July 11, 2007

SENATE-PASSED ENERGY BILL BRINGS US CLOSER TO ENERGY INDEPENDENCE

The U.S. Senate recently passed an energy package that included my goal of achieving U.S. independence from foreign energy by mandating that we get the vast majority of our energy from domestic sources.   

 

In passing the CLEAN Energy Act , the Senate understood that to achieve energy independence we need an Apollo-like mission similar to the effort that it took to put a man on the moon in the 1960s.   We need to achieve energy independence, which is defined as having 90% of our energy needs met by domestic sources. Today, only about 70% of our energy comes from domestic sources.

 

I am particularly pleased that the recently passed Senate bill includes my proposal of a bipartisan National Commission on Energy Independence that would create a framework in which we can continue to monitor and adjust our nation's energy policy to ensure that we achieve energy independence as soon as possible. That's an important commitment because our continued dependence on foreign energy threatens our economy, endangers our national security, harms our environment, and contributes to global warming.

 

Petroleum accounts for 84% of our nation's imported energy.   Transportation accounts for approximately 28% of all energy used in the United Stats. An important provision in the Senate bill is a significant increase in CAFÉ standards from 25 mpg to 35 mpg by 2020.   This increase will help reduce American gasoline consumption by more than 1 million gallons a day.

 

The Senate bill also calls for research and development of renewable fuels. Maryland companies are at the forefront of biodiesel development, solar technology, wind power and cellulosic energy.
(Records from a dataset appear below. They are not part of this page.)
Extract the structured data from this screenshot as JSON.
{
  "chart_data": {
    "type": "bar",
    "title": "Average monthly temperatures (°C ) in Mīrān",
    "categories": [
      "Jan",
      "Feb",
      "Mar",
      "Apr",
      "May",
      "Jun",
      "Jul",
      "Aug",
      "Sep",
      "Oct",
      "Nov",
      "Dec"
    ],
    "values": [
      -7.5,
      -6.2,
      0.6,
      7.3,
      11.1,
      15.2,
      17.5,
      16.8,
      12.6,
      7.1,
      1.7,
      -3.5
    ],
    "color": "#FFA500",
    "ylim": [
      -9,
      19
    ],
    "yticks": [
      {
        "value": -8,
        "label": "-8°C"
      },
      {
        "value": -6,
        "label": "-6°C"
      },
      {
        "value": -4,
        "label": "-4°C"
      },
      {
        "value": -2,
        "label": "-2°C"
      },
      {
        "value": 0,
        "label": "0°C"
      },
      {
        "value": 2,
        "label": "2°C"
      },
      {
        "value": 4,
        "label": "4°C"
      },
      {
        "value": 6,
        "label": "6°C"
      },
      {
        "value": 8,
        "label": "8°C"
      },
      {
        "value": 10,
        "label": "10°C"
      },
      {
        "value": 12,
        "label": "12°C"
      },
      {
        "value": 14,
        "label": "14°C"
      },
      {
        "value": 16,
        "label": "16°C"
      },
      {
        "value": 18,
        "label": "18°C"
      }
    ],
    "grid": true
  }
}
This legislation will ensure that more Americans have access to renewable fuel.

 

I was disappointed that the Senate-passed energy bill failed to include a package of tax changes cutting oil and gas subsidies and using those resources to create incentives for renewable energy.   I also was disappointed that the bill did not include a Renewable Portfolio Standard, which would have required utilities to get a percentage of their power from renewable energy sources.

 

We have more important work to do, but the Senate bill moves us in the right direction as we chart a course that will bring us to energy independence.   This legislation now moves over to the House for consideration.